As I've mentioned a few times, the Cinemechanix version of Yum Yums is a mechanic called Acclaim. The basic idea is the same: players get bennies for adding to the game and can use them to get bonuses to rolls or to subtly alter the story in their favor, but the details are a little different. In QAGS, the GM gives you candy when you do something worthwhile and you give it back to him when you want to spend it for a better die roll or to affect the scene. The nice advantage to that system is that Yum Yums rarely require breaking the storytelling for "game speak." Since there's a physical token being passed around, the GM doesn't have to tell you that you've earned Yum Yums and you usually don't need to break character to tell the GM you're spending them.
Originally I though Acclaim would work exactly like Yum Yums, but since Cinemechanix focuses heavily players as co-authors, I kind of wanted to include an official way for players to be involved in the process of handing out Acclaim. It's common for QAGS players to let the GM know when they think another player deserves Yum Yums, so I wanted to include that kind of thing as an official rule this time around. In fact, I kind of liked the idea of making Yum Yum awards a group decision, rather than an arbitrary GM decision. The problem was that turning the power to award Yum Yums over to the group basically meant voting, which kills the transparency that makes Yum Yums work so well. You don't want to stop the story to hold a straw poll.

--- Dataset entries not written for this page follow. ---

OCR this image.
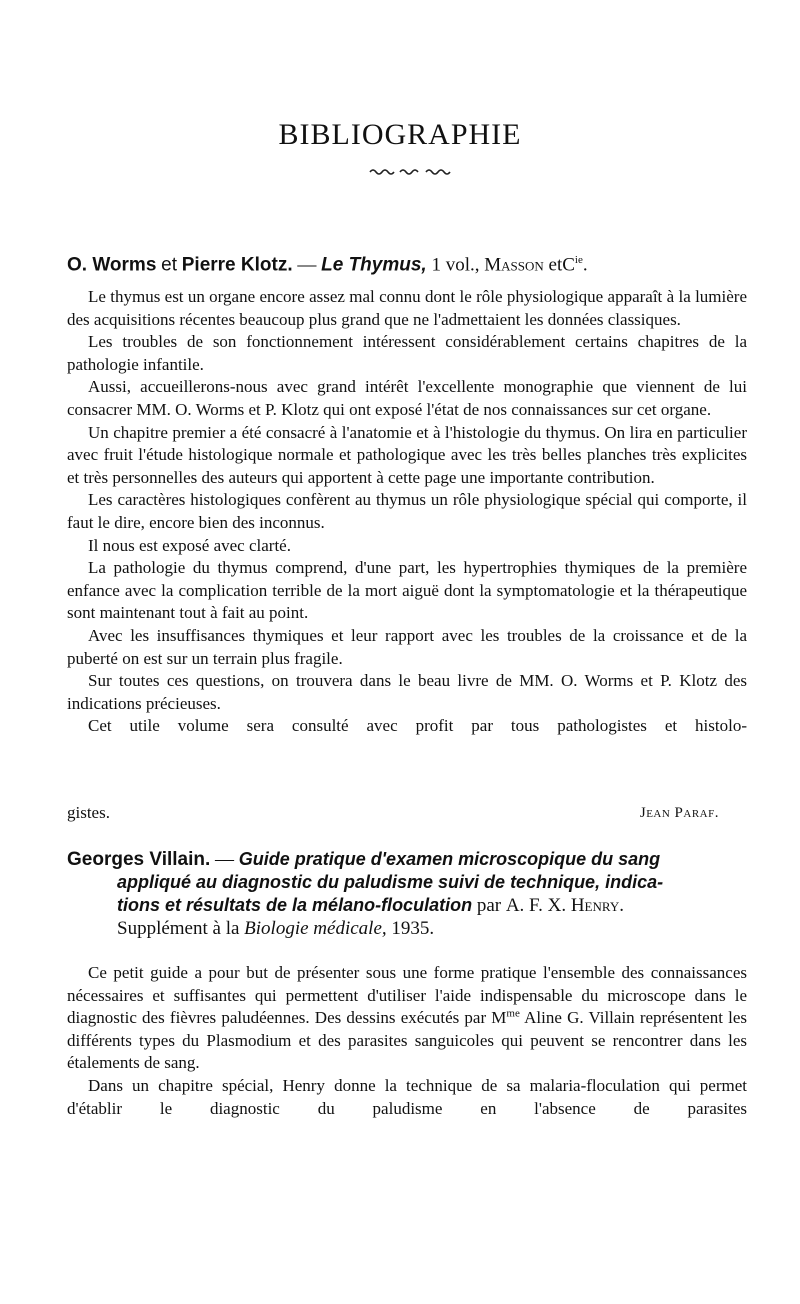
BIBLIOGRAPHIE
O. Worms et Pierre Klotz. — Le Thymus, 1 vol., Masson etC$^{ie}$.

Le thymus est un organe encore assez mal connu dont le rôle physiologique apparaît à la lumière des acquisitions récentes beaucoup plus grand que ne l'admettaient les données classiques.

Les troubles de son fonctionnement intéressent considérablement certains chapitres de la pathologie infantile.

Aussi, accueillerons-nous avec grand intérêt l'excellente monographie que viennent de lui consacrer MM. O. Worms et P. Klotz qui ont exposé l'état de nos connaissances sur cet organe.

Un chapitre premier a été consacré à l'anatomie et à l'histologie du thymus. On lira en particulier avec fruit l'étude histologique normale et pathologique avec les très belles planches très explicites et très personnelles des auteurs qui apportent à cette page une importante contribution.

Les caractères histologiques confèrent au thymus un rôle physiologique spécial qui comporte, il faut le dire, encore bien des inconnus.

Il nous est exposé avec clarté.

La pathologie du thymus comprend, d'une part, les hypertrophies thymiques de la première enfance avec la complication terrible de la mort aiguë dont la symptomatologie et la thérapeutique sont maintenant tout à fait au point.

Avec les insuffisances thymiques et leur rapport avec les troubles de la croissance et de la puberté on est sur un terrain plus fragile.

Sur toutes ces questions, on trouvera dans le beau livre de MM. O. Worms et P. Klotz des indications précieuses.

Cet utile volume sera consulté avec profit par tous pathologistes et histolo-

gistes.	Jean Paraf.
Georges Villain. — Guide pratique d'examen microscopique du sang
appliqué au diagnostic du paludisme suivi de technique, indica-
tions et résultats de la mélano-floculation par A. F. X. Henry.
Supplément à la Biologie médicale, 1935.

Ce petit guide a pour but de présenter sous une forme pratique l'ensemble des connaissances nécessaires et suffisantes qui permettent d'utiliser l'aide indispensable du microscope dans le diagnostic des fièvres paludéennes. Des dessins exécutés par $M^{me}$ Aline G. Villain représentent les différents types du Plasmodium et des parasites sanguicoles qui peuvent se rencontrer dans les étalements de sang.

Dans un chapitre spécial, Henry donne la technique de sa malaria-floculation qui permet d'établir le diagnostic du paludisme en l'absence de parasites
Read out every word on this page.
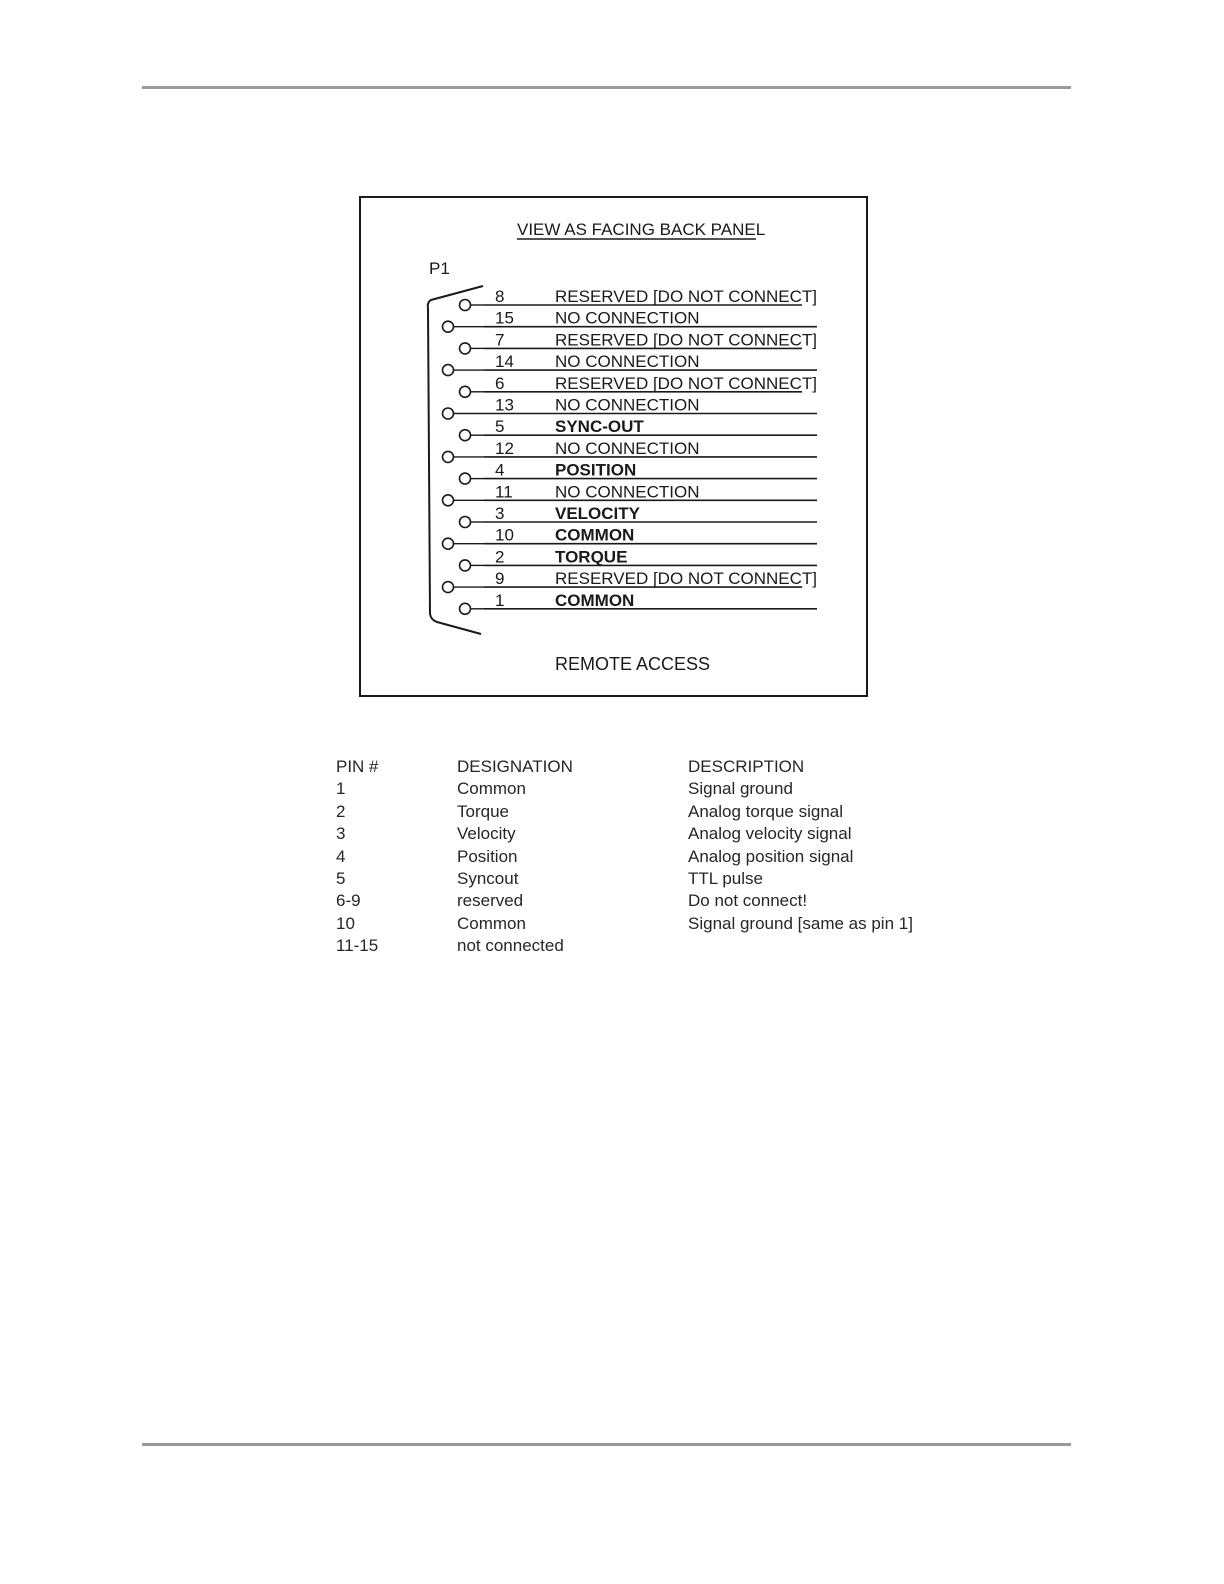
VIEW AS FACING BACK PANEL
P1
8	RESERVED [DO NOT CONNECT]
15 NO CONNECTION
7	RESERVED [DO NOT CONNECT]
14 NO CONNECTION
6	RESERVED [DO NOT CONNECT]
13 NO CONNECTION
5	SYNC-OUT
12 NO CONNECTION
4	POSITION
11 NO CONNECTION
3	VELOCITY
10 COMMON
2	TORQUE
9	RESERVED [DO NOT CONNECT]
1	COMMON
REMOTE ACCESS
PIN #	DESIGNATION	DESCRIPTION
1	Common	Signal ground
2	Torque	Analog torque signal
3	Velocity	Analog velocity signal
4	Position	Analog position signal
5	Syncout	TTL pulse
6-9	reserved	Do not connect!
10	Common	Signal ground [same as pin 1]
11-15	not connected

The solution came when I remembered something from one of the games I rated for last year's Game Chef. I don't remember the game off the top of my head, but players had a limited range of game actions and used different hand signals to let the other players know which one they'd chosen. The basic idea is the same as crossing your arms to let other players in a Vampire LARP know you're invisible, but I haven't played a Vampire LARP since the Clinton administration, so Game Chef was fresher in my mind. Since Cinemechanix is built around a "think of your RPG as a TV series or movie" conceit, Siskel and Ebert provided the perfect answer. When somebody does something cool, a player who thinks they deserve Acclaim for it gives the thumbs up sign. Other players who agree also hold their thumbs up. If there's a majority, the GM tosses the player an Acclaim token (you can still use candy if you want). If there's a tie, the player gets Acclaim if the GM gave him a thumbs up. It's a little more involved than tossing candy around, but it's still reasonably non-intrusive.
Since there's a Thumbs Up, there's also a Thumbs Down. I probably would have needed something along those lines even if symmetry didn't demand it because I set the game up so that player decisions are never decided by dice rolls unless there's some kind of mind control thing going on. No roll can force you to play your fatal flaw. If an NPC tries to fast-talk a character, the player gets to decide whether or not the character believes him, not the dice (though the player is free to roll if he's honestly not sure whether his character would see through the deception). The Thumbs Down provides a way for other players to call bullshit on players who act in bad faith.
When I showed the Acclaim rules to the Hex crew, they brought up two possible problems, one that I'd already considered and one that hadn't occurred to me. The first one is obvious: since Acclaim is in the hands of the players, the players could "farm" for Acclaim by constantly giving each other Thumbs Up for things that don't really deserve it. That one doesn't really worry me, since I don't think many players who would do that kind of thing are going to be playing Cinemechanix in the first place. Even if they do, I have no interest in writing a game that wastes ink trying to protect the Lowest Common Denominator from themselves. If you want to game the system and stockpile Acclaim so the PCs never face any meaningful challenges you obviously don't understand how stories work, so why the hell are you playing a storytelling game? Go play Rifts or something.
The other problem was something I didn't think of, but probably should have. Josh pointed out that some people wouldn't like the Thumbs Down rule because it could be construed as confrontational. I'd forgotten that a lot of gamers are incredibly fragile, so in their minds there's really no difference between constructive criticism and a death threat. As Josh predicted, a few playtesters have expressed concern about the Thumbs Down rule, but I'm keeping it just the same. Just like it's not my job to create a game that's Munchkin-proof, it's also not my job to write a game that reinforces geek social fallacies. Besides, if your group doesn't like the Thumbs Down rule, you can always just ignore it.
The other reason for leaving the Thumbs Down rule in is that some groups, especially those who work hard to avoid any hint of conflict, really need it. As I've mentioned here before, we do a lot of convention panels and the Q&A segment of them usually turns into to a sort of gaming group counseling session. The basic story is always the same: Somebody's doing something that the other players don't like, but the other players don't want to say anything because it might hurt someone's feelings. The solution, of course, is Rule #1: Talk To One Another Like Grown-Up Primates. If you keep walking on eggshells while one player screws up the game for everyone else, the resentment builds until it boils over and things end badly. It's much better to settle problems when they occur and move on. The Thumbs Down mechanic could help some conflict-averse because the criticism is framed as a game mechanic, which may make it seem less personal. It's like taking away a paladin's powers for changing alignment.